It can spin, it can climb, it can turn on a dime.
If astronauts are exploring the Moon again, they're going to need a way to get around.
And so, out on the dusty desert riddled by an ancient lava flow just north of Flagstaff, Arizona, NASA has been putting its new lunar rover to the test. All hands are on deck, too, with astronauts, engineers, and scientists collaborating to make sure that their pressurized rover can tackle the moon's battered terrain jutting with crags and peppered with craters.
To navigate those obstacles, the lunar rover can spin, drive sideways, and even clamber up rocks up to a foot tall, according to NBC 12, thanks in large part to its robust wheels. Best of all, it's got a cozy pressurized cabin — leading the agency to compare it to a recreational vehicle (RV).
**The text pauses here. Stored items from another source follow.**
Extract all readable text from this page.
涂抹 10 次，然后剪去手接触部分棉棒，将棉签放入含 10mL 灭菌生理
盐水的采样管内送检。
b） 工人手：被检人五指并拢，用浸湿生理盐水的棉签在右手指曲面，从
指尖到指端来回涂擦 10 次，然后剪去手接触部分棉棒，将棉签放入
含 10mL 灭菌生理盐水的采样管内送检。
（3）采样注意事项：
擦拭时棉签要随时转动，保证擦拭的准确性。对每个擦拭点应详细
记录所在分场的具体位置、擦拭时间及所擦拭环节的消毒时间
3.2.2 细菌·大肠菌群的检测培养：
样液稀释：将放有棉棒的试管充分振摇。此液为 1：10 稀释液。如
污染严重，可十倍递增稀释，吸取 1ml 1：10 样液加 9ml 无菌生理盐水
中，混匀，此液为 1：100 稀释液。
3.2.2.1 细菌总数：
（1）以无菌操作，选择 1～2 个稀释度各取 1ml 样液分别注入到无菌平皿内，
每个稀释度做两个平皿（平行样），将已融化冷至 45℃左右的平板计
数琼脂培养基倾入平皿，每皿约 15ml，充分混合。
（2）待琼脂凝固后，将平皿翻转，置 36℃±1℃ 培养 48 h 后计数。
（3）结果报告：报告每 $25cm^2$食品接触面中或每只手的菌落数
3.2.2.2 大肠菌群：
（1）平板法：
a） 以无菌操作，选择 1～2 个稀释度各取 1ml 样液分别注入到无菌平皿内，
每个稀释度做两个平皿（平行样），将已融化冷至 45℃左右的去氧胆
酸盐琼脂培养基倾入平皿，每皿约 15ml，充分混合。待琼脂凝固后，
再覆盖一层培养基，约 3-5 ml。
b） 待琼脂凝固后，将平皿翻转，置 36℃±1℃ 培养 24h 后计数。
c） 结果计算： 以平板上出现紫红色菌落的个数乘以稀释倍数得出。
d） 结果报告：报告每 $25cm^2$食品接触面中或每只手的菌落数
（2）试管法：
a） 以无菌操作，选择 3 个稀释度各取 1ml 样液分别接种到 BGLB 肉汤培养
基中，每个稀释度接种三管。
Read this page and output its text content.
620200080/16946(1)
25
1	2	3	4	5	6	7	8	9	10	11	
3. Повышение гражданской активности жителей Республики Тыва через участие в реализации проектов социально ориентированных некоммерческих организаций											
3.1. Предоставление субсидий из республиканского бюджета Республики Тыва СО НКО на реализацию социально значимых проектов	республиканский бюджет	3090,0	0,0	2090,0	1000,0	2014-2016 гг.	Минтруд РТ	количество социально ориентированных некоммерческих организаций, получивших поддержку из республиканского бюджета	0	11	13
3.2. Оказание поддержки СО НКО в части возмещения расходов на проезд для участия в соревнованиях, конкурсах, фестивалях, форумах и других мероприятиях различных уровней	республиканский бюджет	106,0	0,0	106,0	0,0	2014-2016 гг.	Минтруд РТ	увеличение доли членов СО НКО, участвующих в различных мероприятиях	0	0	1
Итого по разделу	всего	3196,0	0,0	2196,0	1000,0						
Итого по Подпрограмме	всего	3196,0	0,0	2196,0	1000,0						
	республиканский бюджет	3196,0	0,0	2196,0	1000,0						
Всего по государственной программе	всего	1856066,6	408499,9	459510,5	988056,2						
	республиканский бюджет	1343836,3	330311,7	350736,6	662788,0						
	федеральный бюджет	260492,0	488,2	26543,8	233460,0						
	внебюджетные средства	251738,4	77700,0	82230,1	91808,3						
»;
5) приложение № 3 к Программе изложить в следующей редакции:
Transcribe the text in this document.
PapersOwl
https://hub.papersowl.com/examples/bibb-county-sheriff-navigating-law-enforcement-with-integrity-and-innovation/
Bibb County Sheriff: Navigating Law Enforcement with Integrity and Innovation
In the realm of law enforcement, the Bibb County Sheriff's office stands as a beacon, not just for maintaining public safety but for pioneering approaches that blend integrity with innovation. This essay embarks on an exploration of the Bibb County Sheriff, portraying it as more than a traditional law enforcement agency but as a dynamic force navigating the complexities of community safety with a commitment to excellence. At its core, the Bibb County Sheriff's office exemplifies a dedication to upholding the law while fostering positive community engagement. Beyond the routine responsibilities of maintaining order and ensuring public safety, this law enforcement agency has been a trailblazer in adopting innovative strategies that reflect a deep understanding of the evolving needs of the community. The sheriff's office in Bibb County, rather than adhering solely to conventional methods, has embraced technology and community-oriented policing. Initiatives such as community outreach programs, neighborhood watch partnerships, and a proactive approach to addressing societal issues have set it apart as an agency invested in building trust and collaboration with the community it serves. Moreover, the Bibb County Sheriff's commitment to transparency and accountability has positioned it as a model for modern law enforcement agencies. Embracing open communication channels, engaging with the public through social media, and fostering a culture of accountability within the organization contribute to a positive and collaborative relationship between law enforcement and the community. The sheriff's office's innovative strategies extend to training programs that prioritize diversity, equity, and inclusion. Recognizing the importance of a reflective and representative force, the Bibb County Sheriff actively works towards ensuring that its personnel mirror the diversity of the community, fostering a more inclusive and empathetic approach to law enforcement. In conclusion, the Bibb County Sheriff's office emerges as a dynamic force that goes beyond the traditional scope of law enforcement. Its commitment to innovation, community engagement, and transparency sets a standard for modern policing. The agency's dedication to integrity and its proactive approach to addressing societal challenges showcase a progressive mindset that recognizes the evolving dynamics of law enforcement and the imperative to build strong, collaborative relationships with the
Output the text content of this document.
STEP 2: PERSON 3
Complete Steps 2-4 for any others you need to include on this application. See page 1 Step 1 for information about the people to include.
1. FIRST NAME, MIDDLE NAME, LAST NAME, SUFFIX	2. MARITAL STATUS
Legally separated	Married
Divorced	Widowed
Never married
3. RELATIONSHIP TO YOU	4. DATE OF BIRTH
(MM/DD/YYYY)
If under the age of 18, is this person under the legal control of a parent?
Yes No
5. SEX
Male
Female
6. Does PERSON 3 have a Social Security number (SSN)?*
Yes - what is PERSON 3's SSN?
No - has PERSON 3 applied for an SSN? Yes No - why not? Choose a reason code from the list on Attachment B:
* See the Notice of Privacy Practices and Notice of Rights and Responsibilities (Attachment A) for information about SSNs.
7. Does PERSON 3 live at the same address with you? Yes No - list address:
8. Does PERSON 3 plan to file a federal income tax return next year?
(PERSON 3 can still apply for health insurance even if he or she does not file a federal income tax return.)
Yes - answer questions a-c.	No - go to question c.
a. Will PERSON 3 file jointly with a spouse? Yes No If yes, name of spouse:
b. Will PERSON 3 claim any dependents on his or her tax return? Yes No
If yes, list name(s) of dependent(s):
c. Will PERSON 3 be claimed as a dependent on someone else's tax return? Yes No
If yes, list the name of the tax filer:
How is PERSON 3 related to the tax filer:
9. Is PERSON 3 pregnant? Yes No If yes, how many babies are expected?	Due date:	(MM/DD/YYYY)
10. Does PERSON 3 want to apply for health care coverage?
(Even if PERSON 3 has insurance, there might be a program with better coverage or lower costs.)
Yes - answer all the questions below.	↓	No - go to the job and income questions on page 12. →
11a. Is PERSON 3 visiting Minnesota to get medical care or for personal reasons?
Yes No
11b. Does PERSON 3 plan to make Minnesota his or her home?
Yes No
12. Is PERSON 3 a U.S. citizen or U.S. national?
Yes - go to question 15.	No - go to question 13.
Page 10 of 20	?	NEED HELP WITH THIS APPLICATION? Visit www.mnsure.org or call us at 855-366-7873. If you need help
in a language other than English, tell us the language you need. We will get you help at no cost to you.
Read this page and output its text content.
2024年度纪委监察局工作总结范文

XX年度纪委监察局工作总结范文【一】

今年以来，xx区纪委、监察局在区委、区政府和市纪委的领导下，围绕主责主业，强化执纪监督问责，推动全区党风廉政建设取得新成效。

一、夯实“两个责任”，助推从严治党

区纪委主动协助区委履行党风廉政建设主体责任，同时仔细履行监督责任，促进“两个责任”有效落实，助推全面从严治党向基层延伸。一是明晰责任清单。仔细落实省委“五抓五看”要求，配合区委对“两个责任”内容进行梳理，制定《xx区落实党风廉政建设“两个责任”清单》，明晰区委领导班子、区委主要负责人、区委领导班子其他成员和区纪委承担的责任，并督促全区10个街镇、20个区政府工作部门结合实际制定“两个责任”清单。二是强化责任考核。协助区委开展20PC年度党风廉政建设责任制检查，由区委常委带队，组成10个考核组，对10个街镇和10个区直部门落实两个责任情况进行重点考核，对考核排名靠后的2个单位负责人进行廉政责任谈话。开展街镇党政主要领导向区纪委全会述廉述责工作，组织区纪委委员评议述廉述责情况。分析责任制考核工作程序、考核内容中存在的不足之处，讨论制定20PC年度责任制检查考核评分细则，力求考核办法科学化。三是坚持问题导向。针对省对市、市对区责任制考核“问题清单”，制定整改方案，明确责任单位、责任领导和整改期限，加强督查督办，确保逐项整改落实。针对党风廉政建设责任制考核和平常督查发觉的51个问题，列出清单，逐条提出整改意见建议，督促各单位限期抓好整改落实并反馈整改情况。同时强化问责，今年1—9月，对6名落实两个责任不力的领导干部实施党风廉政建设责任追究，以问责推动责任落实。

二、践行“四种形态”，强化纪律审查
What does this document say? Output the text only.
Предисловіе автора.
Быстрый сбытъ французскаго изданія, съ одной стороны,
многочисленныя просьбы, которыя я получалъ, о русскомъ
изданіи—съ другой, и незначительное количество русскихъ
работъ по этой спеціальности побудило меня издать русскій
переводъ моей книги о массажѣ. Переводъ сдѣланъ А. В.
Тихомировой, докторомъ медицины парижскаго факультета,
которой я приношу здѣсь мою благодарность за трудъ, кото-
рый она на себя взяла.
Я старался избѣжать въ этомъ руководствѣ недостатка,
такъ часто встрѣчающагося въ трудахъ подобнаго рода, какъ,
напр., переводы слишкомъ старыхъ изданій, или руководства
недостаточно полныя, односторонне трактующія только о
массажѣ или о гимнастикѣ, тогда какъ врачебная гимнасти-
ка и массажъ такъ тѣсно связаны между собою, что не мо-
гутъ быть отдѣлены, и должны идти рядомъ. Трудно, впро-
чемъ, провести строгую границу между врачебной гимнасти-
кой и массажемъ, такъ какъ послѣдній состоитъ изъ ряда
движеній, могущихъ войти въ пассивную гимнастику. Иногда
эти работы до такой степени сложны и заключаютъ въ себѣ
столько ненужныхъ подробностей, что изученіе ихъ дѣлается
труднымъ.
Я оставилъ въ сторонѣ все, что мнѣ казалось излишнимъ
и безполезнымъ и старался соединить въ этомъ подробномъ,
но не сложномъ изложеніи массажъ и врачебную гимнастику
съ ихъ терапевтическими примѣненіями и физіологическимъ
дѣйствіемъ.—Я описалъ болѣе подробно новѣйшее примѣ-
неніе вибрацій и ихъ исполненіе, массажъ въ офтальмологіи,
"People spent two nights in the rover and three days traversing all over the lava flow doing actual geologic science conversing with Mission Control in Houston and really simulating a real lunar mission," Omar Bekdash, a NASA engineer involved in the project, told the broadcaster.
Despite the rover's advanced engineering, it's actually fairly easy to drive, using a joystick for basic maneuvering.
"All the wheels are independently controlled and they also have active suspension so they can raise and lower when needed," Bekdash explained.
That was a deliberate consideration by its designers since the astronauts using it will be expected to drive around in the rover for up to days at a time. So they threw a toilet in, too, for good measure, making it even more like an RV.
The commitment to simulating a lunar mission is what makes the patch of Arizona desert an ideal staging ground with its rocky topography, rough terrain, and relative lack of contact with the outside world.
The NASA crew even have to camp out there, which is the perfect analogue to the distinguishing factor of NASA's Artemis program, which will see an American set foot on the Moon for the first time since 1972: this time, the astronauts will have to live on lunar surface.
Some of the living will happen in a planned Moon base, and sometimes the astronauts will have to live out of the rovers themselves.
But a human landing on the Moon won't happen until at least the third mission of the ambitious program, Artemis III, currently set to launch in the mid-2020s.